The Arizona Republic quoted Glendale councilmember Gary Sherwood last week, “The state’s actions fly in the face of the recommendations of ADG’s own gaming-law expert, federal law and a federal District Court ruling reaffirming that the Tohono O’odham Nation’s project is authorized under the compact. As a result, the Tohono O’odham has filed suit to compel the state to abide by federal law and immediately cease its threats to certified gaming vendors and employees.”
Litchfield Park Mayor Thomas Schoaf supports the state. “A broad coalition came together in 2002 to approve a new tribal gaming agreement which limited gaming to existing reservations,” he said. “The Tohono O’odham promised not to open an additional casino in metropolitan Phoenix.
“Allowing the Tohono O’odhams to break their promise would be unfair to those who relied on this promise, including businesses which would now be forced to compete with an unregulated and untaxed business.”
The controversy can be traced back to 1960 when the U.S. Army Corps of Engineers built the Painted Rock Dam on the Gila River, eventually inundating the Tohonos’ reservation: about 10,000 acres.
In 1986 Congress authorized buying the inundated land for $30 million, which it was authorized to spend on an alternative reservation. Two years later Congress adopted the Indian Gaming Regulatory Act.
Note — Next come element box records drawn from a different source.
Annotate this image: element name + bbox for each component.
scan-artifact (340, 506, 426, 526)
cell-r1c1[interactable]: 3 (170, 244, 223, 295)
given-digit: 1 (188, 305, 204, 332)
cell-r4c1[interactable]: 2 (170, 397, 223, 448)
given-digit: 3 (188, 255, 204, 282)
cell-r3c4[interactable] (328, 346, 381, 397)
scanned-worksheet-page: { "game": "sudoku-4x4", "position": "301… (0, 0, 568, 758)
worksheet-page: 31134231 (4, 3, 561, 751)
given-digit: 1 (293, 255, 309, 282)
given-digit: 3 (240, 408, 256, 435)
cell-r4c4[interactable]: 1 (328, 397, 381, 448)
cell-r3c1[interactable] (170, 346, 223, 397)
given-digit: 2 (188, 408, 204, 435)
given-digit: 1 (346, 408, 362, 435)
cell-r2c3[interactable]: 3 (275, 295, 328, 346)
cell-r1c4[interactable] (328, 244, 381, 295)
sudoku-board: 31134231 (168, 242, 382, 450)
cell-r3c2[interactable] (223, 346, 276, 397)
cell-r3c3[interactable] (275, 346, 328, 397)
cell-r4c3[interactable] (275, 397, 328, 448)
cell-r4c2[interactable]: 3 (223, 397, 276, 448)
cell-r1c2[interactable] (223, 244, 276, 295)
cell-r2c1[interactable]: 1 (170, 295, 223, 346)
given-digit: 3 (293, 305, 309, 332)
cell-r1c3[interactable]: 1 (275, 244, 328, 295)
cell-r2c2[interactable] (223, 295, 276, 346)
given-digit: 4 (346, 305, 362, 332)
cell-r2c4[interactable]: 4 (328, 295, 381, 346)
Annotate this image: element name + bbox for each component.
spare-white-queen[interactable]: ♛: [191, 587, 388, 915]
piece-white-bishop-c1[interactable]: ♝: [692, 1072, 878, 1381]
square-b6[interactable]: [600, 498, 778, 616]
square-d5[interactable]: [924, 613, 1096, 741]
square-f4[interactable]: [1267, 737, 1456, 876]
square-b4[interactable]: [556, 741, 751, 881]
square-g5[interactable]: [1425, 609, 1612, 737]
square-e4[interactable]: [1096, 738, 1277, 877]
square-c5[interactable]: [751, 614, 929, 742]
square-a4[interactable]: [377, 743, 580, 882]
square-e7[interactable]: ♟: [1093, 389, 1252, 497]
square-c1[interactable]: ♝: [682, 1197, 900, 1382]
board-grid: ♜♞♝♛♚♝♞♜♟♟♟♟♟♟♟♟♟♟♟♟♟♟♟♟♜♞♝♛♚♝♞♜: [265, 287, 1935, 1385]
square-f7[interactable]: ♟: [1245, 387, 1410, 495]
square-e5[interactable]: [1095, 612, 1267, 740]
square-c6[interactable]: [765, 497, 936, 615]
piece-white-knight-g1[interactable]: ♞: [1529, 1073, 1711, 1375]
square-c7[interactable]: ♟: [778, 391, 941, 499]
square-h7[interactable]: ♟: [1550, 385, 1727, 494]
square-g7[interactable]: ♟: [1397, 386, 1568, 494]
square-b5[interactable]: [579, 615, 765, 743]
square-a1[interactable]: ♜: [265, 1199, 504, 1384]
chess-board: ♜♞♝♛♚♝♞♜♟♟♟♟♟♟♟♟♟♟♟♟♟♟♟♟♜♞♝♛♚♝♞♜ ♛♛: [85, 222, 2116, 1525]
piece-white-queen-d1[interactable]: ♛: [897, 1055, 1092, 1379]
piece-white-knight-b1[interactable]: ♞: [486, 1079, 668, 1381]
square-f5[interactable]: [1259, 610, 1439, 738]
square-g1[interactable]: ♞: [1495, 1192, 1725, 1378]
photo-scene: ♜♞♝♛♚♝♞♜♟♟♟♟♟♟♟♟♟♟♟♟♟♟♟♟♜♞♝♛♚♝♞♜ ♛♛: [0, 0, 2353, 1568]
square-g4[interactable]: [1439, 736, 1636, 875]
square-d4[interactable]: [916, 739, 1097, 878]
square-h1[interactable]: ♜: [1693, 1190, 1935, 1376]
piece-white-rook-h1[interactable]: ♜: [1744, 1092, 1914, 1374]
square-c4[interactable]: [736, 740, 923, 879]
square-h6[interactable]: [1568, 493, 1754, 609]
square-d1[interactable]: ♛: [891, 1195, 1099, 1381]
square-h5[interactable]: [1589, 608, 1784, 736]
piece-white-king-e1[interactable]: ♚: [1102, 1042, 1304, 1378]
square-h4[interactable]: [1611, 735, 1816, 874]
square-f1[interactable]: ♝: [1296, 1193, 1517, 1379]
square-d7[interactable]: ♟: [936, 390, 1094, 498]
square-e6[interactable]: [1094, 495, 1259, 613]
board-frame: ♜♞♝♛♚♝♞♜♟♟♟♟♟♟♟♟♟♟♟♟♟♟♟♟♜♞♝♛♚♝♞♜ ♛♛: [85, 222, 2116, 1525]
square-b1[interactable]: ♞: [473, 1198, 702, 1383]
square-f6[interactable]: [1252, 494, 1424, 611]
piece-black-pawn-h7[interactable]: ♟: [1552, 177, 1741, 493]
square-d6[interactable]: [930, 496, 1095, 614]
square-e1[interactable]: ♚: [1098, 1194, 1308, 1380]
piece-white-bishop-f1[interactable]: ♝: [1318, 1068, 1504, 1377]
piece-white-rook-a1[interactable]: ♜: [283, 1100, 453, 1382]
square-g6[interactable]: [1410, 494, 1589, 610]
In 2002 Arizona voters approved the state tribal gaming compact between the state and all of its gaming tribes. A year later an LLC created by the tribe began buying land next to Glendale for the tribe. In 2009 the tribe announced its intentions to build a casino resort on the land.
In 2010 the Bureau of Indian Affairs put the land into trust. That same year the Gila River Indian Community and later the city of Glendale sued the Department of the Interior, claiming that it didn’t taken into account whether the land, surrounded by a city, was suitable for a casino.
The tribe won a series of court challenges against its right to build. IN 2012 the first attempt at a Congressional solution occurred with the passage of a bill sponsored by Rep. Trent Franks that would prevent the casino from operating.
This same bill is now very much alive in the House, and is being pushed in the Senate by Senator John McCain.
In July 2014 the Bureau of Indian Affairs reaffirmed its earlier decision that putting the 54 acres into trust was proper. Around the same time the Glendale City council reversed its opposition to the casino.
The tribe broke ground on August 2014 and in February of this year steel framing began on an interim facility.